Faltava ao Rei Sol uma concepção sacral da vida

Ele foi o Rei Católico – cometeu pecados muito grandes e teve também lados muito bons em seu reinado –, mas não possuía uma concepção sacral da vida, não sabia ver os problemas temporais embebidos da problemática espiritual. De qualquer maneira, ele deveria ter prestigiado os elementos da Igreja que reagiam contra os erros, para, a partir da Igreja, mudar essa situação.

Nas memórias que deixou a seu filho, ele reconhece que, nas querelas religiosas de seu tempo, não interveio porque ignorava inteiramente os problemas de caráter religioso. Logo, não estava apto a ser rei.

Apesar dos erros do absolutismo e da falta de visão sacral, Luís XIV soube levar a arte, a cultura e a civilização a píncaros inauditos

Entretanto, com Luís XIV a arte, a cultura, a civilização chegam ao seu auge. Ele procura construir o palácio esplendoroso do rei absoluto, que representa a glória da nação, seu luxo, seu fausto, seu poder. É o monarca que brilha como um sol, e na presença do qual as estrelas desaparecem; não é o rei feudal que ilumina as estrelas, mas não as devora.

Pelo que se diz, Luís XIV era baixo. Uma grande estatura, hercúlea ou leonina, o teria avantajado muito. Todavia, com essa estatura não alta impunha distância, sabendo serrar de cima com tal majestade que, narram os entusiastas dele – ou, segundo outros, seus bajuladores; em regime de monarquia absoluta essas coisas se confundem –, começaram a chamá-lo de Apolo, o deus do Sol. Ele era le roi Apolon, o sol no meio dos homens: le roi soleil. E Versailles, o palácio-soleil, o palácio-sol, todo ensolarado, magnífico, brilhante. É dentro desse palácio que brilha a figura de Luís XIV.

Majestade esplendorosa e sorridente

Tudo em Versailles era ornamentado com bom gosto extraordinário, indefinível, que dá uma ideia de proporção ligeiramente risonha e festiva, mas grande e poderosa.

A fórmula de Luís XIV e do Ancien Régime em matéria de poder público era bem esta: poderoso e majestoso, mas risonho – não no sentido de dar risada, mas de sorrir –; talvez fosse melhor dizer sorridente e charmant.

Consideremos, por exemplo, o parque de Versailles.

Escadarias, água, gramados e arvoredo. Com estes quatro elementos, dispostos numa superfície não inteiramente plana, mas sabiamente graduada, têm-se sua beleza.

Vendo os desenhos que se repetem em um canteiro e em outro, e como cada canteiro é a réplica do outro, nota-se o amor à simetria, que constituiu um dos traços característicos do espírito, do sistema de governo e da arte no tempo de Luís XIV.

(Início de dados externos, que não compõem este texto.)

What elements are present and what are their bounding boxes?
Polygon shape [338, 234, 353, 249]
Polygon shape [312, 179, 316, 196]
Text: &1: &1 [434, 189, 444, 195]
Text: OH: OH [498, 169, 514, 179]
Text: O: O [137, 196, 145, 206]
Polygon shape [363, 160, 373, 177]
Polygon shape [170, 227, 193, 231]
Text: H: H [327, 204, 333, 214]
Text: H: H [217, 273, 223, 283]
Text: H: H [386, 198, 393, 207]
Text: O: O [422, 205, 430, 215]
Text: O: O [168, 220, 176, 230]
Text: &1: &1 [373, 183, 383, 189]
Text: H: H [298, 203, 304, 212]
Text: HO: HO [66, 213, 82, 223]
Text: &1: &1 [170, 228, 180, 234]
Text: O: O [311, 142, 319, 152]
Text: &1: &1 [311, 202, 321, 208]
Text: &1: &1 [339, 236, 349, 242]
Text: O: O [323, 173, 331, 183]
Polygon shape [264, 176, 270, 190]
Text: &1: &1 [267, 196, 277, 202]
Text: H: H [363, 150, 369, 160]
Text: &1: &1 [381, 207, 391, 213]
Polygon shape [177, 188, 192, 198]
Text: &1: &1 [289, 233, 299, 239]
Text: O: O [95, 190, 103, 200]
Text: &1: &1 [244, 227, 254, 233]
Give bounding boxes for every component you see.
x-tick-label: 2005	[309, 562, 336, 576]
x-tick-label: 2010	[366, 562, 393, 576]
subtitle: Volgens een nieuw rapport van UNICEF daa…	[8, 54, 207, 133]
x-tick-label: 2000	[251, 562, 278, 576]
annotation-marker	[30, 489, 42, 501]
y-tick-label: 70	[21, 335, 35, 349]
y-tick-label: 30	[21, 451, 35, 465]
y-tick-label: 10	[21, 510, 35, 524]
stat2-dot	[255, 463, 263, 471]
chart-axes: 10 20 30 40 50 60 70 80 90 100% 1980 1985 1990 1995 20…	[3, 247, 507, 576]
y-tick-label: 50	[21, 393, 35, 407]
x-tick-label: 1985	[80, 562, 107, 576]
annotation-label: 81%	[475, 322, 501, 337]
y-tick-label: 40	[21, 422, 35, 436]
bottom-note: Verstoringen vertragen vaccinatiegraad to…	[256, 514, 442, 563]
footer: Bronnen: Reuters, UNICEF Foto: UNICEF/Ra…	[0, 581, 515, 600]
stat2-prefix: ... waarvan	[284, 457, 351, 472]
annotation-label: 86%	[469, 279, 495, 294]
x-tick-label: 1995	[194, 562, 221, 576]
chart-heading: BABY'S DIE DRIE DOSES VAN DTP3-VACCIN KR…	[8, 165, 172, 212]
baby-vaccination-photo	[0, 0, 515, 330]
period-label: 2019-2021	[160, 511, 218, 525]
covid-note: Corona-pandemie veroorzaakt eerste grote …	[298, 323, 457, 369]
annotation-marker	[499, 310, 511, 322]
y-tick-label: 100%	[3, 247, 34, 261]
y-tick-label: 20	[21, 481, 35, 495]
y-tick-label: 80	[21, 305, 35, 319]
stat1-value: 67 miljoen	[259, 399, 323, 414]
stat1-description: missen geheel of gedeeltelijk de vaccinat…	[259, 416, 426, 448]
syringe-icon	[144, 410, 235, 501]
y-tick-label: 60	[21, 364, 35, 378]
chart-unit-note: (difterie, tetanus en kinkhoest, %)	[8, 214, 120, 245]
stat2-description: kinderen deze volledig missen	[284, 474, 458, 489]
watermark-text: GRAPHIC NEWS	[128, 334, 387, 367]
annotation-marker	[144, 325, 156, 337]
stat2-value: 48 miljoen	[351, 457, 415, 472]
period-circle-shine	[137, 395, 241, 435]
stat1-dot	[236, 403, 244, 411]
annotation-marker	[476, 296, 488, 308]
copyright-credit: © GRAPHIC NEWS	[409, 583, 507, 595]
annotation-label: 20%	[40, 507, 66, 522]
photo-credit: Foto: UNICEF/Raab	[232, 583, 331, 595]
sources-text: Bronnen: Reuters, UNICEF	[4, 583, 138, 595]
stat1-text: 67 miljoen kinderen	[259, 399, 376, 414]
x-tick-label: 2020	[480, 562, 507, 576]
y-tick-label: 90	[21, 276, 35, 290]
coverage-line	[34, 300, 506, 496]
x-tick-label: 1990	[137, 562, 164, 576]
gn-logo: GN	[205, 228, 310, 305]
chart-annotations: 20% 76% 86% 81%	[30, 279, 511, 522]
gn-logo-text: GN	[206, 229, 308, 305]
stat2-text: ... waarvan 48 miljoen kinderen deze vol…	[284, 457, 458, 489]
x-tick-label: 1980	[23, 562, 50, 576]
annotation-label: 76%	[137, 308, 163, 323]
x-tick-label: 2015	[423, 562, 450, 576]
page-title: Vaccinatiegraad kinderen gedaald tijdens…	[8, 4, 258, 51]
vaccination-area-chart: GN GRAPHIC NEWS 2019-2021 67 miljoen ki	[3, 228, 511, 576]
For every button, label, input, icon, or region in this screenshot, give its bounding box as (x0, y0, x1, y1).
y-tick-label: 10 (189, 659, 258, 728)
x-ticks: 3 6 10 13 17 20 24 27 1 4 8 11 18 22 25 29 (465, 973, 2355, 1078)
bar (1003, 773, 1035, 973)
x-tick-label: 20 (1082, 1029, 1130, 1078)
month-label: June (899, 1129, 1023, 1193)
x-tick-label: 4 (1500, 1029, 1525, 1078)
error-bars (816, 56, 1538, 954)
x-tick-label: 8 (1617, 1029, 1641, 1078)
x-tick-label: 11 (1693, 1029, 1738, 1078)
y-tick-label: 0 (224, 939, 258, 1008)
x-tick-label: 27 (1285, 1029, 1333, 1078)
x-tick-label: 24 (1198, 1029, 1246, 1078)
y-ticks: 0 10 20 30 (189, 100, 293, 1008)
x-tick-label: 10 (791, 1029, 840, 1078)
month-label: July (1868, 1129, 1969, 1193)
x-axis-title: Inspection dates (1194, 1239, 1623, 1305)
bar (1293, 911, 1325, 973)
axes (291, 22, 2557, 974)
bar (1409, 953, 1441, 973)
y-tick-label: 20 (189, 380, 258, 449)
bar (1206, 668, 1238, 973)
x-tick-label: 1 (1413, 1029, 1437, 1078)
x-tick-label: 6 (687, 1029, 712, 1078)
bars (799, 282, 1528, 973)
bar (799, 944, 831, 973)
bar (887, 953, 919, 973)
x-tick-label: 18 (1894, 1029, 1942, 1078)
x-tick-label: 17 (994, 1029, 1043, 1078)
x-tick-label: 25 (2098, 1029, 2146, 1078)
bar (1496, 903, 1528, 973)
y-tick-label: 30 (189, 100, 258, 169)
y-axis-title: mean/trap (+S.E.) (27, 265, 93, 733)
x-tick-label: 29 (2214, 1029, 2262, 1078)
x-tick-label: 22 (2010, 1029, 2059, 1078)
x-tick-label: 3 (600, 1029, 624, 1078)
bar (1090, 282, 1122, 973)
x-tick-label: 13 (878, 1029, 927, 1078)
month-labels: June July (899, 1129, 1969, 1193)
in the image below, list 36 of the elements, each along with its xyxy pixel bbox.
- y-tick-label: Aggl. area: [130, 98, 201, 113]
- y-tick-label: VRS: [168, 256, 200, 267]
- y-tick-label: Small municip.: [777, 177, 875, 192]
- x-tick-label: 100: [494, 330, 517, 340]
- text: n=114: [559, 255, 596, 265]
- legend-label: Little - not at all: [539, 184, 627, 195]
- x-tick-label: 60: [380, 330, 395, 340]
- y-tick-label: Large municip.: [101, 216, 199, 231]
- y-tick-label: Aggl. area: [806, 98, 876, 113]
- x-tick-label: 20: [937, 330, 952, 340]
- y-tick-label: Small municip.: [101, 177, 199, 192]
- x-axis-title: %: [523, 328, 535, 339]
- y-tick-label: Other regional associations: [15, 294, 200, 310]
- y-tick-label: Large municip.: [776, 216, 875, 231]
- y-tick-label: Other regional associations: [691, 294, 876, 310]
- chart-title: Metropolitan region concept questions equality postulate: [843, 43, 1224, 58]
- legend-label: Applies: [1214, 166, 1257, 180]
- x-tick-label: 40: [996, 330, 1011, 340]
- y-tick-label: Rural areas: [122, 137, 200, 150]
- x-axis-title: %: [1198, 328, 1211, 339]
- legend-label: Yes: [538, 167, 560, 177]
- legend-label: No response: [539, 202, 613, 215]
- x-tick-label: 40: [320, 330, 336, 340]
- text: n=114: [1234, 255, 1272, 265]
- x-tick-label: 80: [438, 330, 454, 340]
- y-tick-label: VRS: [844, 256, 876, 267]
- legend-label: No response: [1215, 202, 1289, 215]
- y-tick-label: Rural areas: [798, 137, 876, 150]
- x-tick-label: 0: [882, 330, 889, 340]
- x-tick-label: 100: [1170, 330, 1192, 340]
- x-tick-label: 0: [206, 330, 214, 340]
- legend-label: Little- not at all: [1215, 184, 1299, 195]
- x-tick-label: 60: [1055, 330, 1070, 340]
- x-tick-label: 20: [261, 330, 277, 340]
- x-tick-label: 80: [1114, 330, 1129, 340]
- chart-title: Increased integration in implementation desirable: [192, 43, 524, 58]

A fórmula do Rei Sol e do “Ancien Régime” era esta: poderoso e majestoso, mas risonho; e assim é o palácio de Versailles com seus jardins

Depois, formando um agradável contraste, encontramos de repente um doce arvoredo, que descansa do que essa superfície tem de por demais plantado, de artificial e de desenhado. Trata-se da nobre e suave espontaneidade de uma natureza ultracivilizada e abençoada.

Essas árvores estão para as árvores comuns como uma pessoa bem-educada está para alguém vulgar. São árvores aristocráticas; dir-se-ia que elas tomaram chá em pequenas ou que foram regadas com champanhe.

Palácio de Versailles (França); em destaque, Dr. Plinio contemplando os jardins do palácio no ano de 1989

E não pensemos que esse parque foi feito para estar vazio. Ao contrário, estava franqueado a todo o mundo. Para entrar bastava alugar uma espada de qualquer homem que se encontrava do lado de fora do palácio, amarrá-la à cinta e penetrar, ainda que não se fosse nobre. Podia-se passar a tarde ali.

Esse parque reflete propriamente uma majestade esplendorosa e sorridente. Há uma majestade indiscutível, com qualquer coisa de triunfal. Por causa disso, sorri segura de seu triunfo, mas sorri com grandeza! ◊

Extraído de Conferência.
São Paulo, 14/4/1989

 

Notas


1 Fifth Avenue, uma das avenidas mais movimentadas de Manhattan, Nova York.